Temporal factorization [5] is the dual approach to the more familiar multi-body factorization. The traditional multi-body factorization approaches (e.g., [1,2,3]) provide spatial clustering/segmentation by grouping together points moving with consistent motions. This is done by grouping columns of the correspondence matrix of [4]. Temporal factorization [5] is the dual approach to factorization, i.e., obtaining temporal clustering/segmentation by grouping together frames capturing consistent shapes. This is done by clustering the rows of the correspondence matrix of [4] instead of its columns. Temporal cuts are thus detected at non-rigid changes in the shape of the scene/object. For example, in a sequence showing a face which appears serious at some frames, and is smiling in other frames, all the "serious expression" frames will be grouped together and separated from all the "smile" frames which will be classified as a second group, even though the head may meanwhile undergo various random motions.
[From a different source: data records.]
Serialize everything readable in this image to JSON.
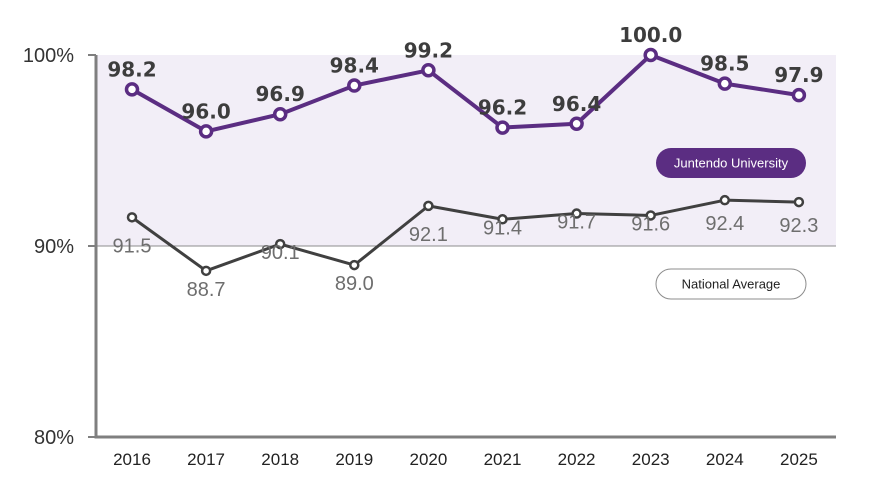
{
  "chart_data": {
    "type": "line",
    "categories": [
      "2016",
      "2017",
      "2018",
      "2019",
      "2020",
      "2021",
      "2022",
      "2023",
      "2024",
      "2025"
    ],
    "ylim": [
      80,
      100
    ],
    "yticks": [
      "80%",
      "90%",
      "100%"
    ],
    "grid": false,
    "highlight_band": [
      90,
      100
    ],
    "series": [
      {
        "name": "Juntendo University",
        "values": [
          98.2,
          96.0,
          96.9,
          98.4,
          99.2,
          96.2,
          96.4,
          100.0,
          98.5,
          97.9
        ],
        "labels": [
          "98.2",
          "96.0",
          "96.9",
          "98.4",
          "99.2",
          "96.2",
          "96.4",
          "100.0",
          "98.5",
          "97.9"
        ],
        "color": "#5b2d82"
      },
      {
        "name": "National Average",
        "values": [
          91.5,
          88.7,
          90.1,
          89.0,
          92.1,
          91.4,
          91.7,
          91.6,
          92.4,
          92.3
        ],
        "labels": [
          "91.5",
          "88.7",
          "90.1",
          "89.0",
          "92.1",
          "91.4",
          "91.7",
          "91.6",
          "92.4",
          "92.3"
        ],
        "color": "#404040"
      }
    ],
    "colors": {
      "band": "#f2eef7",
      "axis": "#7f7f7f",
      "reference": "#8c8c8c"
    }
  }
}
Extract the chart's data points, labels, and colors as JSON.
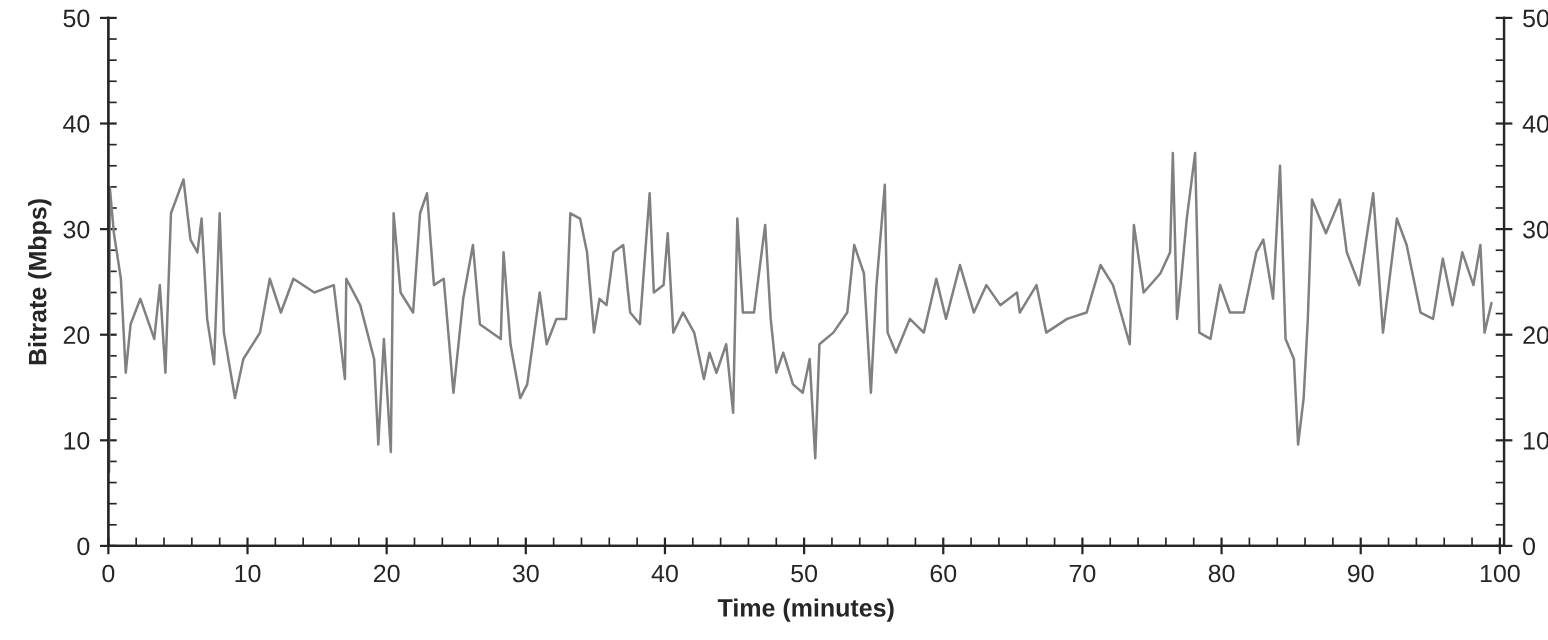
{
  "chart_data": {
    "type": "line",
    "xlabel": "Time (minutes)",
    "ylabel": "Bitrate (Mbps)",
    "xlim": [
      0,
      100.3
    ],
    "xticks": [
      0,
      10,
      20,
      30,
      40,
      50,
      60,
      70,
      80,
      90,
      100
    ],
    "ylim": [
      0,
      50
    ],
    "yticks": [
      0,
      10,
      20,
      30,
      40,
      50
    ],
    "y2lim": [
      0,
      50
    ],
    "y2ticks": [
      0,
      10,
      20,
      30,
      40,
      50
    ],
    "marker": "none",
    "line_style": "solid",
    "series": [
      {
        "color": "#808080",
        "x": [
          0,
          0.05,
          0.1,
          0.4,
          0.9,
          1.25,
          1.6,
          2.3,
          3.3,
          3.7,
          4.1,
          4.5,
          5.4,
          5.9,
          6.4,
          6.7,
          7.1,
          7.6,
          8.0,
          8.3,
          9.1,
          9.7,
          10.9,
          11.6,
          12.4,
          13.3,
          14.8,
          16.2,
          17.0,
          17.1,
          18.1,
          19.1,
          19.4,
          19.8,
          20.3,
          20.5,
          21.0,
          21.9,
          22.4,
          22.9,
          23.4,
          24.1,
          24.8,
          25.5,
          26.2,
          26.7,
          28.2,
          28.4,
          28.9,
          29.6,
          30.1,
          31.0,
          31.5,
          32.2,
          32.9,
          33.2,
          33.9,
          34.4,
          34.9,
          35.3,
          35.8,
          36.3,
          37.0,
          37.5,
          38.2,
          38.9,
          39.2,
          39.9,
          40.2,
          40.6,
          41.3,
          42.1,
          42.8,
          43.2,
          43.7,
          44.4,
          44.9,
          45.2,
          45.6,
          46.4,
          47.2,
          47.6,
          48.0,
          48.5,
          49.2,
          49.9,
          50.4,
          50.8,
          51.1,
          52.1,
          53.1,
          53.6,
          54.3,
          54.8,
          55.2,
          55.8,
          56.0,
          56.6,
          57.6,
          58.6,
          59.5,
          60.2,
          61.2,
          62.2,
          63.1,
          64.1,
          65.3,
          65.5,
          66.7,
          67.4,
          68.9,
          70.3,
          71.3,
          72.2,
          73.4,
          73.7,
          74.4,
          75.6,
          76.3,
          76.5,
          76.8,
          77.1,
          77.5,
          78.1,
          78.4,
          79.2,
          79.9,
          80.6,
          81.6,
          82.5,
          83.0,
          83.7,
          84.2,
          84.6,
          85.2,
          85.5,
          85.9,
          86.2,
          86.5,
          87.5,
          88.5,
          89.0,
          89.9,
          90.9,
          91.6,
          92.6,
          93.3,
          94.3,
          95.2,
          95.9,
          96.6,
          97.3,
          98.1,
          98.6,
          98.9,
          99.4
        ],
        "values": [
          34,
          7,
          34,
          29.6,
          25.3,
          16.4,
          21,
          23.4,
          19.6,
          24.7,
          16.4,
          31.5,
          34.7,
          29,
          27.8,
          31,
          21.5,
          17.2,
          31.5,
          20.2,
          14,
          17.7,
          20.2,
          25.3,
          22.1,
          25.3,
          24,
          24.7,
          15.8,
          25.3,
          22.8,
          17.7,
          9.6,
          19.6,
          8.9,
          31.5,
          24,
          22.1,
          31.5,
          33.4,
          24.7,
          25.3,
          14.5,
          23.4,
          28.5,
          21,
          19.6,
          27.8,
          19.1,
          14,
          15.3,
          24,
          19.1,
          21.5,
          21.5,
          31.5,
          31,
          27.8,
          20.2,
          23.4,
          22.8,
          27.8,
          28.5,
          22.1,
          21,
          33.4,
          24,
          24.7,
          29.6,
          20.2,
          22.1,
          20.2,
          15.8,
          18.3,
          16.4,
          19.1,
          12.6,
          31,
          22.1,
          22.1,
          30.4,
          21.5,
          16.4,
          18.3,
          15.3,
          14.5,
          17.7,
          8.3,
          19.1,
          20.2,
          22.1,
          28.5,
          25.8,
          14.5,
          24.7,
          34.2,
          20.2,
          18.3,
          21.5,
          20.2,
          25.3,
          21.5,
          26.6,
          22.1,
          24.7,
          22.8,
          24,
          22.1,
          24.7,
          20.2,
          21.5,
          22.1,
          26.6,
          24.7,
          19.1,
          30.4,
          24,
          25.8,
          27.8,
          37.2,
          21.5,
          25.3,
          31,
          37.2,
          20.2,
          19.6,
          24.7,
          22.1,
          22.1,
          27.8,
          29,
          23.4,
          36,
          19.6,
          17.7,
          9.6,
          14,
          21.5,
          32.8,
          29.6,
          32.8,
          27.8,
          24.7,
          33.4,
          20.2,
          31,
          28.5,
          22.1,
          21.5,
          27.2,
          22.8,
          27.8,
          24.7,
          28.5,
          20.2,
          23
        ]
      }
    ]
  }
}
Example 1- Temporal factorization using dense optical flow

Results of factorization applied to a sequence taken from the movie "Brave Heart". The actor (Mel Gibson) is serious at first and then smiles while moving his head independently from his expression throughout the sequence. Optical flow was estimated relative to the first frame and the clustering was applied directly to it. We set the number of clusters to 2. This is a sample frame from the first detected temporal cluster, which shows the actor smiling:
Brave.a.jpg
This is a sample frame from the second detected temporal cluster which shows the actor serious:
Brave.b.jpg

Example 2 - Temporal factorization using sparse tracked features

Results of temporal factorization (into 2 clusters) applied to a video clip taken from the movie "Lord of the Rings - Fellowship of the Ring". The clip shows two hobbits first calm and then screaming. The shape-based temporal factorization detected the cut between the two expressions and grouped together all the "calm" frames separately from all the "scream" frames. An example calm frame is:
Lord.a.jpg
An example calm "scream" frame is:
Lord.b.jpg
Videos can be found here.

Bibliography

1: J. Costeira and T. Kanade.
A multi-body factorization method for motion analysis.
Proc. ICCV, pages 1071-1076, Cambridge, MA, June 1995.
2: C.W. Gear.
Multibody grouping from motion images.
IJCV, 2(29):133-150, 1998.
3: K. Kanatani.
Motion segmentation by subspace separation and model selection.
Proc. ICCV, Volume 1, pages 301-306, Vancouver, Canada, 2001.
4: C. Tomasi and T. Kanade.
Shape and motion from image streams under orthography: A factorization method.
IJCV, 9:137-154, November 1992.
5: L. Zelnik-Manor and M. Irani.
Temporal factorization vs. spatial factorization.
Proc. ECCV, Volume 2, pages 434-445, Prague, Czech Republic, 2004.